Painting will take centre stage at Tate in 2016, with solo exhibitions dedicated to major art historical figures such as Georgia O’Keeffe, Francis Bacon, Maria Lassnig, Wifredo Lam and Robert Rauschenberg. Sharing the summer slot with O’Keeffe, however, is the self-taught Indian artist Bhupen Khakhar (1934-2003), who continued to work as a chartered accountant even as his homoerotic, Pop-inspired canvases attracted international attention in the 1980s.
The 1981 piece in Tate’s collection, which Khakhar said represented the difficulties he faced in coming out as gay, gives the show its title: You Can’t Please All (1 June-6 November 2016). The exhibition will bring together Khakhar’s work from across five decades encompassing textiles and ceramics. The artist’s only previous major exhibition at a UK institution was at the Lowry in Salford in 2002, the year before he died.
A Tate spokeswoman says that the artist “confronted provocative themes: class difference; desire and homosexuality; and his personal battle with cancer. After early experiments with Pop art, Khakhar went on to combine popular and painterly aesthetics, part of a new wave of narrative painting and figuration in India." The show is sponsored by Deutsche Bank AG, and is the second of three international art presentations co-organised with the Deutsche Bank KunstHalle in Berlin.
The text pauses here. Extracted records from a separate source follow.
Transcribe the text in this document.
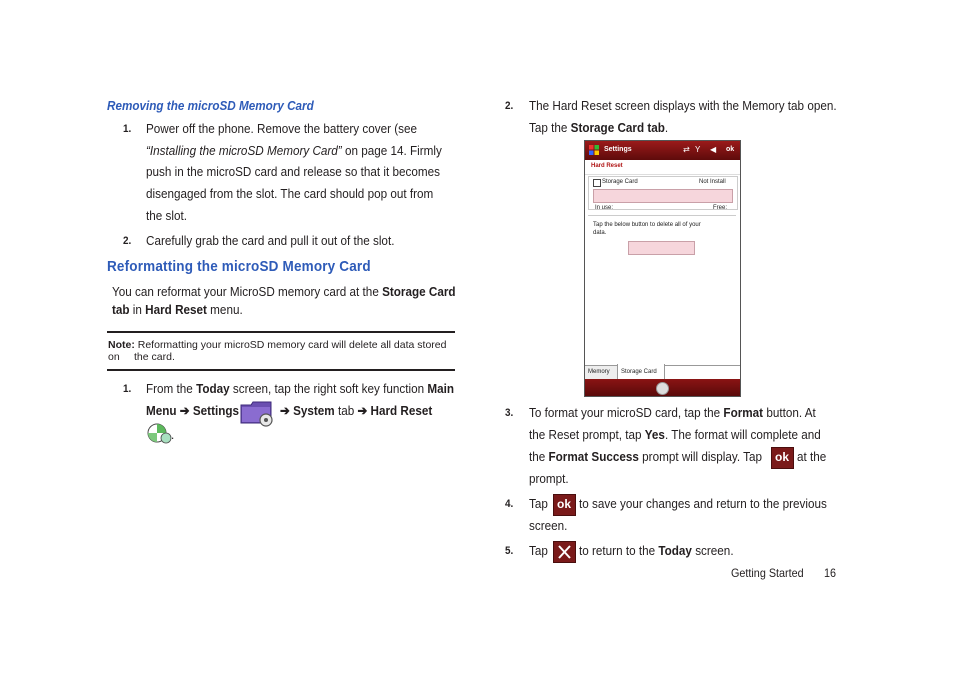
Removing the microSD Memory Card
1. Power off the phone. Remove the battery cover (see
“Installing the microSD Memory Card” on page 14. Firmly
push in the microSD card and release so that it becomes
disengaged from the slot. The card should pop out from
the slot.
2. Carefully grab the card and pull it out of the slot.
Reformatting the microSD Memory Card
You can reformat your MicroSD memory card at the Storage Card
tab in Hard Reset menu.
Note: Reformatting your microSD memory card will delete all data stored on	the card.
1. From the Today screen, tap the right soft key function Main
Menu ➔ Settings	➔ System tab ➔ Hard Reset
.
2. The Hard Reset screen displays with the Memory tab open.
Tap the Storage Card tab.
Settings	⇄ Y ◀ ok
Hard Reset
Storage Card	Not Install
In use:	Free:
Tap the below button to delete all of your
data.
Memory Storage Card
3. To format your microSD card, tap the Format button. At
the Reset prompt, tap Yes. The format will complete and
the Format Success prompt will display. Tap ok at the
prompt.
4. Tap ok to save your changes and return to the previous
screen.
5. Tap to return to the Today screen.
Getting Started 16
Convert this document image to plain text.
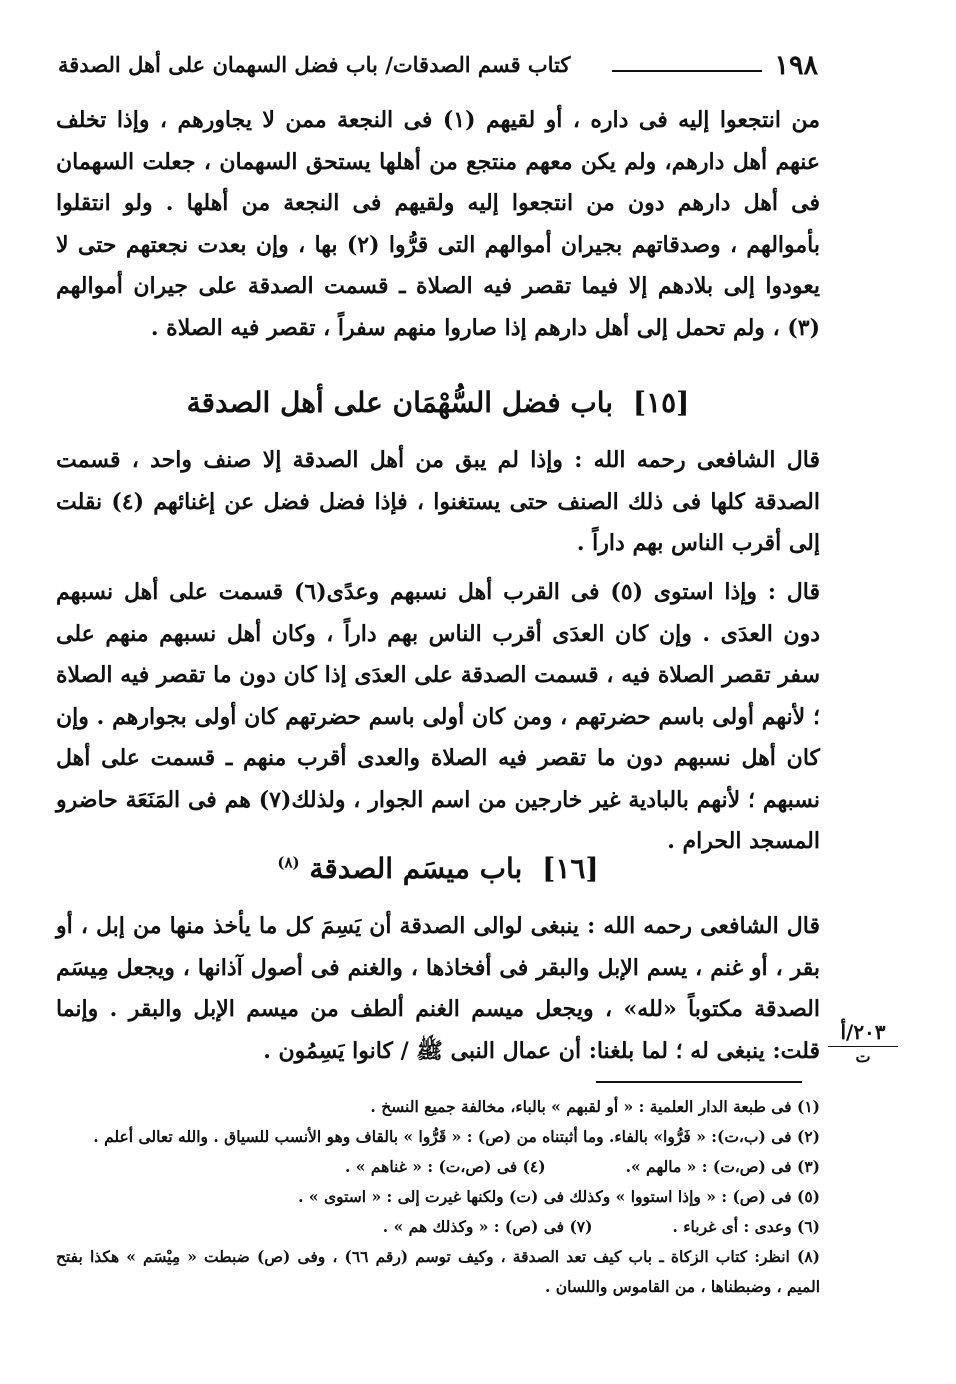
١٩٨
كتاب قسم الصدقات/ باب فضل السهمان على أهل الصدقة

من انتجعوا إليه فى داره ، أو لقيهم (١) فى النجعة ممن لا يجاورهم ، وإذا تخلف عنهم أهل دارهم، ولم يكن معهم منتجع من أهلها يستحق السهمان ، جعلت السهمان فى أهل دارهم دون من انتجعوا إليه ولقيهم فى النجعة من أهلها . ولو انتقلوا بأموالهم ، وصدقاتهم بجيران أموالهم التى قرُّوا (٢) بها ، وإن بعدت نجعتهم حتى لا يعودوا إلى بلادهم إلا فيما تقصر فيه الصلاة ـ قسمت الصدقة على جيران أموالهم (٣) ، ولم تحمل إلى أهل دارهم إذا صاروا منهم سفراً ، تقصر فيه الصلاة .

[١٥] باب فضل السُّهْمَان على أهل الصدقة

قال الشافعى رحمه الله : وإذا لم يبق من أهل الصدقة إلا صنف واحد ، قسمت الصدقة كلها فى ذلك الصنف حتى يستغنوا ، فإذا فضل فضل عن إغنائهم (٤) نقلت إلى أقرب الناس بهم داراً .

قال : وإذا استوى (٥) فى القرب أهل نسبهم وعدًى(٦) قسمت على أهل نسبهم دون العدَى . وإن كان العدَى أقرب الناس بهم داراً ، وكان أهل نسبهم منهم على سفر تقصر الصلاة فيه ، قسمت الصدقة على العدَى إذا كان دون ما تقصر فيه الصلاة ؛ لأنهم أولى باسم حضرتهم ، ومن كان أولى باسم حضرتهم كان أولى بجوارهم . وإن كان أهل نسبهم دون ما تقصر فيه الصلاة والعدى أقرب منهم ـ قسمت على أهل نسبهم ؛ لأنهم بالبادية غير خارجين من اسم الجوار ، ولذلك(٧) هم فى المَنَعَة حاضرو المسجد الحرام .

[١٦] باب ميسَم الصدقة $^{(٨)}$

قال الشافعى رحمه الله : ينبغى لوالى الصدقة أن يَسِمَ كل ما يأخذ منها من إبل ، أو بقر ، أو غنم ، يسم الإبل والبقر فى أفخاذها ، والغنم فى أصول آذانها ، ويجعل مِيسَم الصدقة مكتوباً «لله» ، ويجعل ميسم الغنم ألطف من ميسم الإبل والبقر . وإنما قلت: ينبغى له ؛ لما بلغنا: أن عمال النبى ﷺ / كانوا يَسِمُون .

٢٠٣/أ
ت

(١) فى طبعة الدار العلمية : « أو لقبهم » بالباء، مخالفة جميع النسخ .

(٢) فى (ب،ت): « فَرُّوا» بالفاء. وما أثبتناه من (ص) : « قَرُّوا » بالقاف وهو الأنسب للسياق . والله تعالى أعلم .

(٣) فى (ص،ت) : « مالهم ».
(٤) فى (ص،ت) : « غناهم » .

(٥) فى (ص) : « وإذا استووا » وكذلك فى (ت) ولكنها غيرت إلى : « استوى » .

(٦) وعدى : أى غرباء .
(٧) فى (ص) : « وكذلك هم » .

(٨) انظر: كتاب الزكاة ـ باب كيف تعد الصدقة ، وكيف توسم (رقم ٦٦) ، وفى (ص) ضبطت « مِيْسَم » هكذا بفتح الميم ، وضبطناها ، من القاموس واللسان .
Tate Modern’s 2016 autumn season will open, meanwhile, with a sprawling Wifredo Lam retrospective travelling from the Centre Pompidou in Paris (14 September 2016-8 January 2017). In December, the first posthumous exhibition of Robert Rauschenberg, co-organised with the Robert Rauschenberg Foundation and the Museum of Modern Art (MoMA) in New York, promises a “stellar selection” of the artist’s Combines, which blurred the lines between painting and sculpture (1 December 2016-2 April 2017). It will travel to MoMA and the San Francisco Museum of Modern Art.
Tate Modern will also present the first major show of O’Keeffe’s work in the UK for more than 20 years (6 July-30 October 2016). It will range beyond the flower paintings for which she is best known, “charting her progression from early abstract experiments to late work”, according to Tate. After its London debut, the exhibition is due to travel to Bank Austria Kunstforum in Vienna and the Museum Folkwang in Essen.
Significantly, photography, an expanding field for Tate, will be the subject of two survey shows. Performing for the Camera at Tate Modern (18 February-12 June) traces the relationship between performance and photography since the invention of the medium in the 19th century. Art and Photography from the Pre-Raphaelites to the Modern Age at Tate Britain (11 May-25 September) draws parallels between early photographers such as Julia Margaret Cameron and painter contemporaries, including James Abbott McNeill Whistler and John Everett Millais. The Argentine artist Pablo Bronstein will devise a site-specific performance piece for Tate Britain’s Duveen Galleries.
Tate St Ives is due to reopen after renovations in May with an international ceramics survey and a solo show for the young British artist Jessica Warboys (21 May-2 October 2016). These follow a series of special events in April to mark the 40th anniversary of the Barbara Hepworth Museum and Sculpture Garden, the former studio of the Yorkshire-born sculptor. The Tate St Ives expansion project is due to conclude in 2017.
At Tate Liverpool, an exhibition exploring the recurring architectural motifs in Francis Bacon’s compositions, Francis Bacon: Invisible Rooms, will run alongside a presentation of works by the late Austrian artist Maria Lassnig (18 May-18 September). The museum will also host a Liverpool Biennial display from July to October.